The title had to be too short, but what I want to do is find out how many solutions there are to the following equation in that interval (here $A$ is a constant):
$$\cos\left(A \cos\left(\frac{s}{A} \right)\right) = \sin\left(A \cos\left(\frac{s}{A} \right)\right) = A \sin\left(\frac{s}{A} \right), \quad s \in [0, 2A\pi]$$
I know it depends on $A$ and I've tested a few cases, but I'm rusty on this trig stuff, so I haven't been able to do it yet. I'd appreciate some help.
Update: Actually I've just realized I don't need the third inequality so I'm accepting the current answer.

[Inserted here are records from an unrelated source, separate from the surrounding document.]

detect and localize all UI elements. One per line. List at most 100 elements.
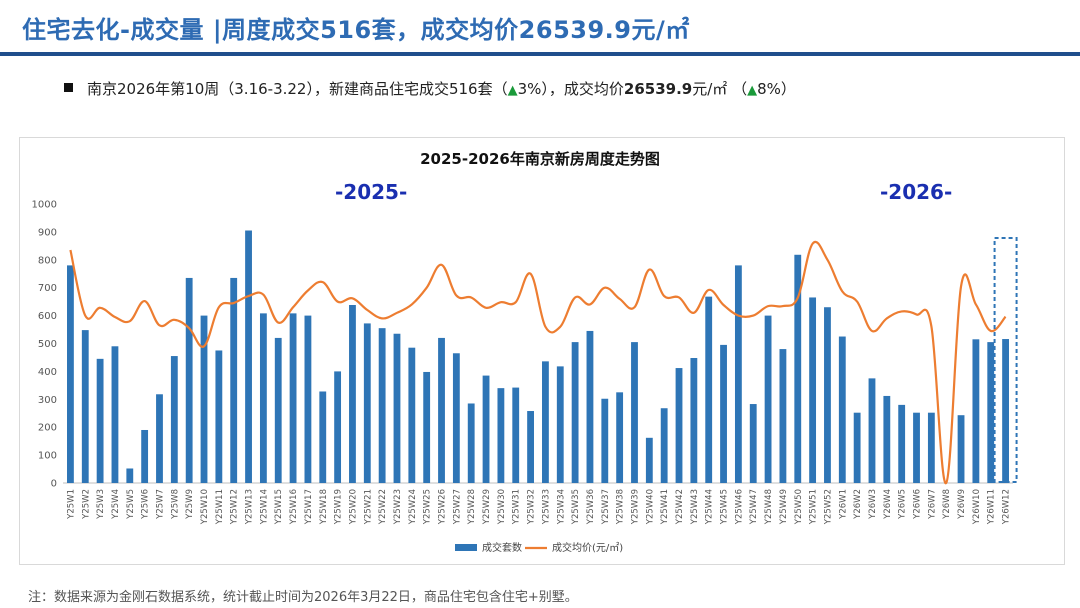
bar-Y25W9: [185, 277, 193, 483]
bar-Y25W26: [438, 337, 445, 483]
x-tick-label: Y26W1: [838, 489, 848, 520]
bar-Y25W27: [452, 353, 460, 483]
summary-line: 南京2026年第10周（3.16-3.22），新建商品住宅成交516套（▲3%）…: [64, 78, 796, 99]
x-tick-label: Y25W6: [141, 489, 151, 520]
latest-week-highlight: [993, 237, 1018, 483]
x-tick-label: Y25W5: [126, 489, 136, 520]
x-tick-label: Y25W7: [155, 489, 165, 520]
bar-Y25W11: [215, 350, 223, 483]
bar-Y26W11: [987, 342, 995, 483]
bar-Y25W22: [378, 328, 386, 483]
bar-Y25W7: [156, 394, 163, 483]
bar-Y25W30: [497, 388, 505, 483]
x-tick-label: Y25W32: [527, 489, 537, 525]
x-tick-label: Y25W38: [616, 489, 626, 525]
x-tick-label: Y26W8: [942, 489, 952, 520]
header-divider: [0, 52, 1080, 56]
x-tick-label: Y26W4: [883, 489, 893, 520]
y-tick-label: 200: [38, 423, 57, 434]
x-tick-label: Y25W47: [749, 489, 759, 525]
x-tick-label: Y25W28: [467, 489, 477, 525]
bar-Y25W3: [96, 358, 104, 483]
bar-Y26W7: [927, 412, 935, 483]
x-tick-label: Y25W18: [319, 489, 329, 525]
x-tick-label: Y25W21: [363, 489, 373, 525]
x-tick-label: Y25W12: [230, 489, 240, 525]
bar-Y25W33: [542, 361, 549, 483]
y-tick-label: 600: [38, 311, 57, 322]
bar-Y25W41: [660, 408, 668, 483]
legend-bar-swatch: [455, 544, 477, 551]
bar-Y25W8: [170, 356, 178, 483]
y-tick-label: 800: [38, 255, 57, 266]
x-tick-label: Y25W8: [170, 489, 180, 520]
bar-Y26W1: [838, 336, 846, 483]
bar-Y25W39: [631, 342, 638, 483]
x-tick-label: Y25W39: [630, 489, 640, 525]
y-tick-label: 400: [38, 367, 57, 378]
x-tick-label: Y26W3: [868, 489, 878, 520]
x-tick-label: Y25W10: [200, 489, 210, 525]
bar-Y25W52: [824, 307, 831, 483]
bar-Y26W2: [853, 412, 861, 483]
x-tick-label: Y25W3: [96, 489, 106, 520]
x-tick-label: Y26W9: [957, 489, 967, 520]
bar-Y25W46: [734, 265, 742, 483]
x-tick-label: Y25W2: [81, 489, 91, 520]
bar-Y25W4: [111, 346, 119, 483]
bar-Y25W36: [586, 330, 594, 483]
bar-Y25W12: [230, 277, 238, 483]
x-tick-label: Y25W50: [794, 489, 804, 525]
x-tick-label: Y25W51: [809, 489, 819, 525]
x-tick-label: Y26W12: [1002, 489, 1012, 525]
bar-Y25W48: [764, 315, 772, 483]
summary-middle: ），成交均价: [541, 80, 624, 98]
bar-Y25W24: [408, 347, 416, 483]
x-tick-label: Y25W43: [690, 489, 700, 525]
bar-Y25W6: [141, 429, 149, 483]
bar-Y26W12: [1002, 339, 1009, 483]
bar-Y25W10: [200, 315, 208, 483]
x-tick-label: Y25W9: [185, 489, 195, 520]
bar-Y25W18: [319, 391, 327, 483]
bar-Y25W31: [512, 387, 520, 483]
x-tick-label: Y25W44: [705, 489, 715, 525]
x-tick-label: Y25W42: [675, 489, 685, 525]
bar-Y25W13: [245, 230, 252, 483]
x-tick-label: Y25W14: [259, 489, 269, 525]
x-tick-label: Y25W33: [541, 489, 551, 525]
bar-Y26W5: [898, 404, 906, 483]
volume-change: 3%: [517, 80, 542, 98]
bar-Y25W29: [482, 375, 490, 483]
x-tick-label: Y25W26: [438, 489, 448, 525]
chart-title: 2025-2026年南京新房周度走势图: [420, 150, 660, 168]
bar-Y25W17: [304, 315, 312, 483]
bar-Y25W47: [749, 404, 757, 483]
x-tick-label: Y25W1: [66, 489, 76, 520]
x-tick-label: Y25W52: [823, 489, 833, 525]
bar-Y25W28: [467, 403, 475, 483]
bar-Y25W42: [675, 368, 683, 483]
price-series-line: [69, 240, 1007, 485]
x-tick-label: Y25W48: [764, 489, 774, 525]
y-tick-label: 700: [38, 283, 57, 294]
bar-Y25W21: [363, 323, 371, 483]
summary-suffix: ）: [780, 80, 796, 98]
x-tick-label: Y26W2: [853, 489, 863, 520]
x-tick-label: Y25W30: [497, 489, 507, 525]
up-arrow-icon: ▲: [747, 83, 758, 98]
bar-Y26W4: [883, 395, 891, 483]
legend-label-price: 成交均价(元/㎡): [552, 541, 623, 554]
up-arrow-icon: ▲: [507, 83, 518, 98]
x-tick-label: Y25W16: [289, 489, 299, 525]
y-tick-label: 900: [38, 227, 57, 238]
x-tick-label: Y26W7: [927, 489, 937, 520]
x-tick-label: Y25W4: [111, 489, 121, 520]
bar-Y26W6: [913, 412, 920, 483]
x-tick-label: Y26W11: [987, 489, 997, 525]
x-tick-label: Y25W31: [512, 489, 522, 525]
legend-label-volume: 成交套数: [482, 541, 522, 554]
bar-Y25W19: [334, 371, 342, 483]
bar-Y25W49: [779, 349, 787, 483]
y-tick-label: 1000: [32, 200, 57, 211]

For $\cos(X)$ to equal $\sin(X)$, you must have $$X=\frac{\pi}{4}+k\pi$$ So you have $$A\cos\left(\frac{s}{A}\right)=\frac{\pi}{4}+k\pi$$ $$\cos\left(\frac{s}{A}\right)=\frac{\pi}{4A}+\frac{k\pi}{A}$$ where $k$ is an integer. Since the output of $\cos$ is trapped between $-1$ and $1$, for all but finitely many values of $k$, there are no solutions. There will only be solutions when $$-1\leq\frac{\pi}{4A}+\frac{k\pi}{A}\leq1$$ $$-\frac{A}{\pi}-\frac{1}{4}\leq k\leq \frac{A}{\pi}-\frac{1}{4}$$ For each such $k$ there will be $2$ solution values for $s$ in $[0,2A\pi)$, unless for some particular $k$, $\frac{\pi}{4A}+\frac{k\pi}{A}$ happens to be exactly $1$ or $-1$, and then there will be only one solution value for $s$.
So count integers between $-\frac{A}{\pi}-\frac{1}{4}$ and $\frac{A}{\pi}-\frac{1}{4}$, and then double. If necessary adjust slightly if $\frac{\pi}{4A}+\frac{k\pi}{A}$ happens to be $\pm1$ for some $k$.